Dog investigation major melt-down in progress...And I feel that this particular lesson applies to parenting as well.  There is no “right” way to parent.  It’s whatever works best for you and your child.  For some people that’s a permissive lifestyle, for others it’s structure and time-outs.  I don’t know if one way is better or not.  I suspect not, but I do know that with my life and temperament, a more rule-based parenting method works for me.  My kid has certain expectations that we discuss and remind him of often, and there are consequences (mainly time-outs) when he doesn’t meet those expectations.  And the fact that he’s a special needs kid doesn’t change these expectations.  It just modifies the way we do time-outs and the number of warnings he receives.  But unacceptable (to me) behavior is unacceptable.  Period.

For example, we are having issues at the moment with my son hitting or pushing kids smaller than himself.  (He’s tall for his age, so this category has a lot of kids in it.)  We know why he does it (feeling inadequate), and I can even predict the triggers.  So, every day before he goes to school or the park or gym class, I ask, “Are you going to hit?” and he shakes his head no. Then when he’s triggered, he gets warnings.  He understands causality so I can say, “If you hit, you time-out.”  And if he still chooses to hit, then he gets a time-out.

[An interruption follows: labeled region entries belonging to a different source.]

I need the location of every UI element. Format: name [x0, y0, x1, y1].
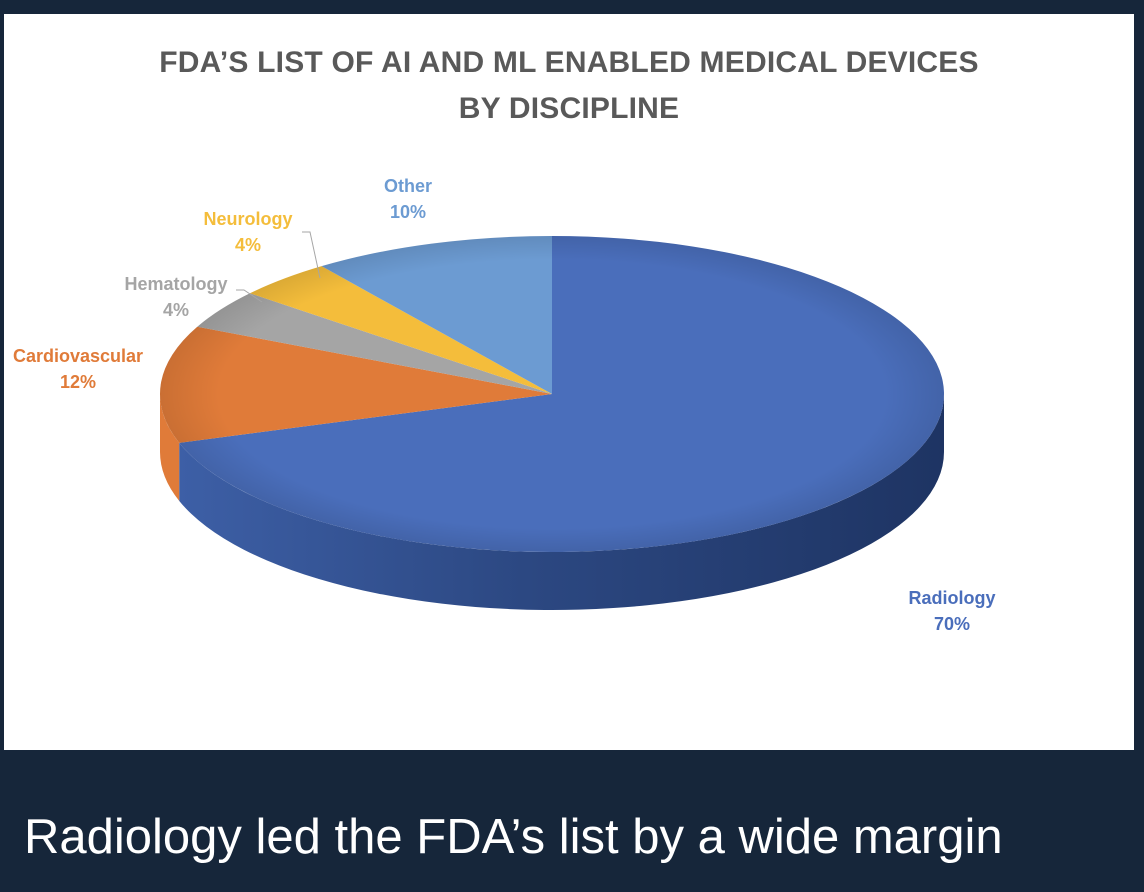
pie-side — [160, 394, 944, 611]
chart-title-line-1: FDA’S LIST OF AI AND ML ENABLED MEDICAL … — [159, 46, 979, 79]
pie-leader-lines — [236, 231, 321, 303]
pie-side-radiology — [179, 394, 944, 611]
chart-title-line-2: BY DISCIPLINE — [458, 92, 680, 125]
data-label-other: Other 10% — [384, 176, 432, 222]
data-label-neurology: Neurology 4% — [203, 209, 292, 255]
data-label-value: 70% — [934, 614, 970, 634]
data-label-value: 4% — [235, 235, 261, 255]
data-label-value: 12% — [60, 372, 96, 392]
chart-panel: FDA’S LIST OF AI AND ML ENABLED MEDICAL … — [4, 14, 1134, 750]
data-label-cardiovascular: Cardiovascular 12% — [13, 346, 143, 392]
chart-title: FDA’S LIST OF AI AND ML ENABLED MEDICAL … — [4, 40, 1134, 132]
data-label-hematology: Hematology 4% — [124, 274, 227, 320]
pie-chart: Radiology 70% Cardiovascular 12% Hematology 4… — [13, 176, 996, 634]
leader-line-hematology — [236, 289, 263, 303]
data-label-name: Radiology — [908, 588, 995, 608]
data-label-name: Hematology — [124, 274, 227, 294]
pie-top-shading — [160, 236, 944, 552]
pie-labels: Radiology 70% Cardiovascular 12% Hematology 4… — [13, 176, 996, 634]
pie-top — [160, 236, 944, 552]
data-label-value: 4% — [163, 300, 189, 320]
caption: Radiology led the FDA’s list by a wide m… — [24, 810, 1003, 864]
data-label-value: 10% — [390, 202, 426, 222]
data-label-name: Other — [384, 176, 432, 196]
data-label-radiology: Radiology 70% — [908, 588, 995, 634]
data-label-name: Cardiovascular — [13, 346, 143, 366]
data-label-name: Neurology — [203, 209, 292, 229]
leader-line-neurology — [302, 231, 321, 279]
pie-side-cardiovascular — [160, 394, 180, 501]
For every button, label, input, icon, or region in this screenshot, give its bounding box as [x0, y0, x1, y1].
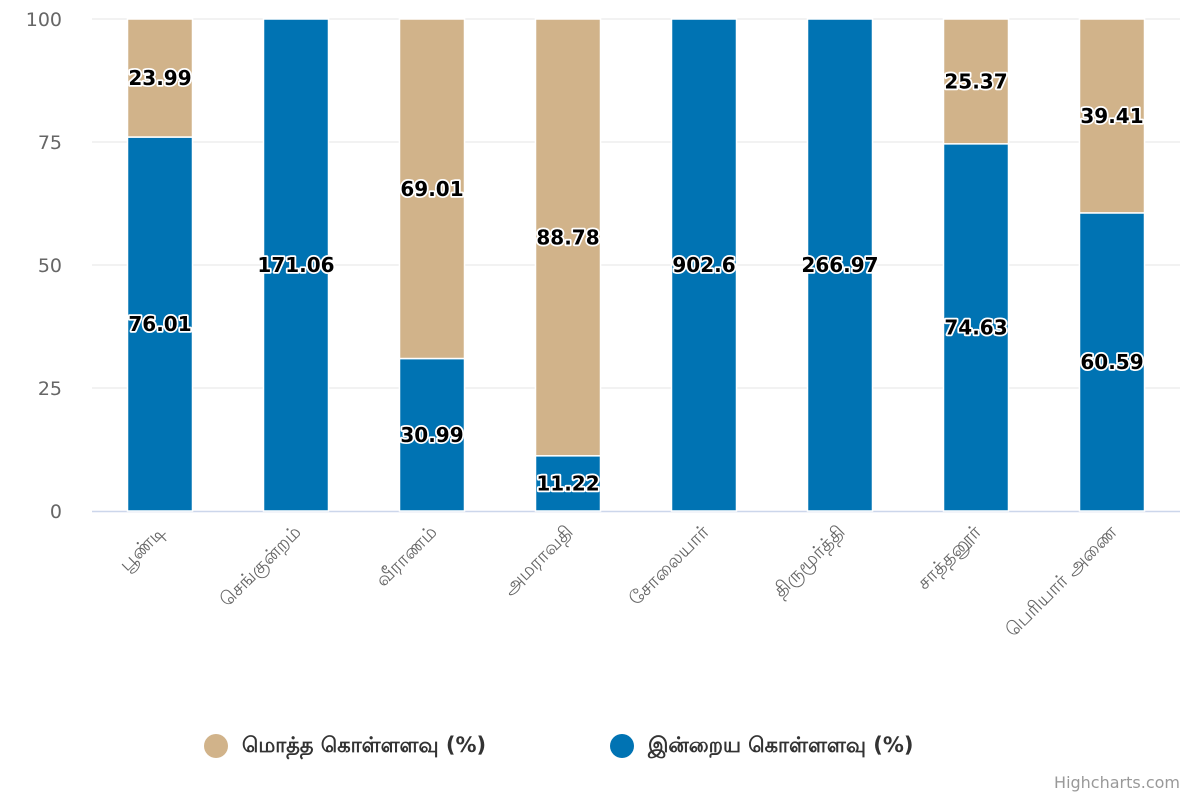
x-category-label: திருமூர்த்தி — [769, 521, 850, 602]
x-category-label: வீராணம் — [371, 521, 441, 591]
data-label: 23.99 — [128, 66, 191, 90]
legend-label-total-capacity: மொத்த கொள்ளளவு (%) — [242, 732, 487, 757]
data-label: 266.97 — [801, 253, 878, 277]
x-category-label: சோலையார் — [625, 521, 714, 610]
y-tick-label: 25 — [38, 378, 62, 400]
data-label: 69.01 — [400, 177, 463, 201]
y-tick-label: 75 — [38, 132, 62, 154]
legend-label-today-capacity: இன்றைய கொள்ளளவு (%) — [648, 732, 914, 757]
data-label: 30.99 — [400, 423, 463, 447]
y-tick-label: 50 — [38, 255, 62, 277]
x-category-label: சாத்தனூர் — [912, 521, 986, 595]
data-label: 11.22 — [536, 471, 599, 495]
bar-segment[interactable] — [126, 18, 194, 138]
legend: மொத்த கொள்ளளவு (%) இன்றைய கொள்ளளவு (%) — [0, 728, 1200, 764]
data-label: 902.6 — [672, 253, 735, 277]
data-label: 171.06 — [257, 253, 334, 277]
bar-segment[interactable] — [1078, 212, 1146, 512]
bar-segment[interactable] — [942, 18, 1010, 145]
data-label: 74.63 — [944, 315, 1007, 339]
x-category-label: பெரியார் அணை — [1001, 520, 1122, 641]
legend-swatch-today-capacity — [610, 734, 634, 758]
x-category-label: செங்குன்றம் — [215, 521, 306, 612]
data-label: 39.41 — [1080, 104, 1143, 128]
data-label: 88.78 — [536, 225, 599, 249]
x-category-label: அமராவதி — [498, 521, 578, 601]
bar-segment[interactable] — [670, 18, 738, 512]
bar-segment[interactable] — [126, 136, 194, 512]
bar-segment[interactable] — [942, 143, 1010, 512]
bar-segment[interactable] — [534, 18, 602, 457]
legend-item-total-capacity[interactable]: மொத்த கொள்ளளவு (%) — [204, 728, 486, 764]
x-category-label: பூண்டி — [115, 521, 170, 576]
bar-segment[interactable] — [398, 18, 466, 360]
data-label: 25.37 — [944, 69, 1007, 93]
y-tick-label: 0 — [50, 501, 62, 523]
bar-segment[interactable] — [262, 18, 330, 512]
legend-item-today-capacity[interactable]: இன்றைய கொள்ளளவு (%) — [610, 728, 914, 764]
y-tick-label: 100 — [26, 9, 62, 31]
legend-swatch-total-capacity — [204, 734, 228, 758]
data-label: 76.01 — [128, 312, 191, 336]
credits-link[interactable]: Highcharts.com — [1054, 773, 1180, 792]
bar-segment[interactable] — [1078, 18, 1146, 214]
data-label: 60.59 — [1080, 350, 1143, 374]
bar-segment[interactable] — [806, 18, 874, 512]
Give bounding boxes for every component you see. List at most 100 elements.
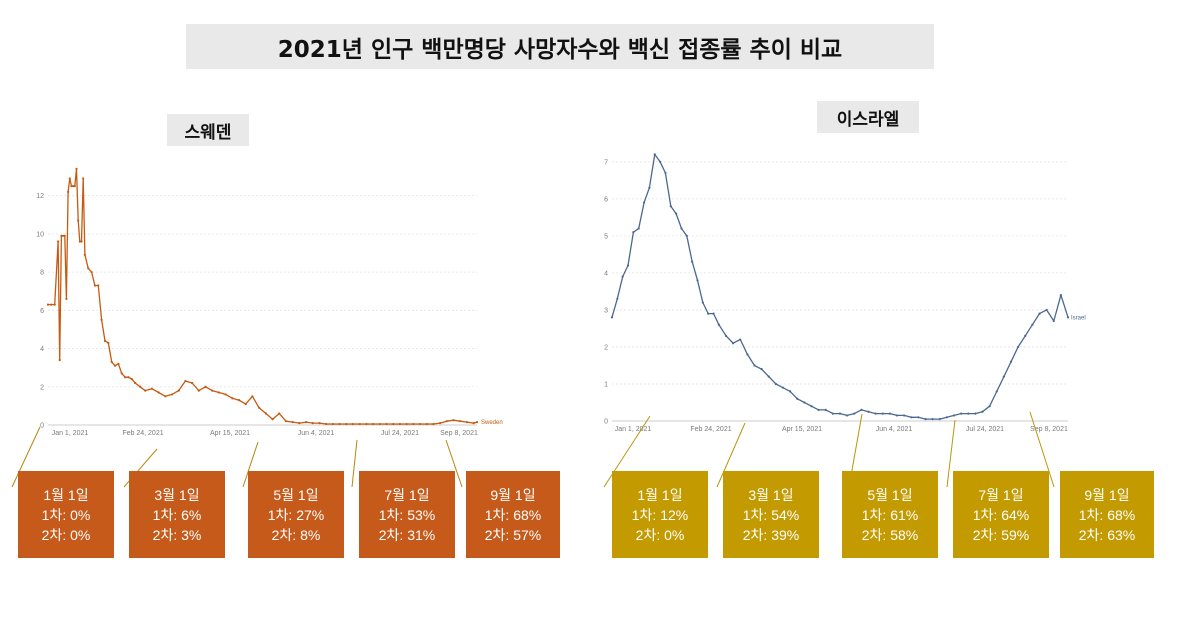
data-point xyxy=(298,421,301,425)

But, of course, even with this very clear expectation and everyone knowing their role, it still doesn’t always work out.  Instead of hitting the kid, my son sometimes just decides to have a full melt-down to punish me for daring to tell him not to do something.  (At least, that’s how it feels.)  This does not mean that I now require advice on how to raise my child.  I have lots of coping strategies for my child’s tantrum (including putting him in his room and giving myself a time-out until I can calm down). I do not suddenly need yours.  And trust me, I have tried pretty much everything at this point.  If I’m not doing it your way, it probably doesn’t work for me.  It doesn’t mean your way is ineffective, just that for me it doesn’t work.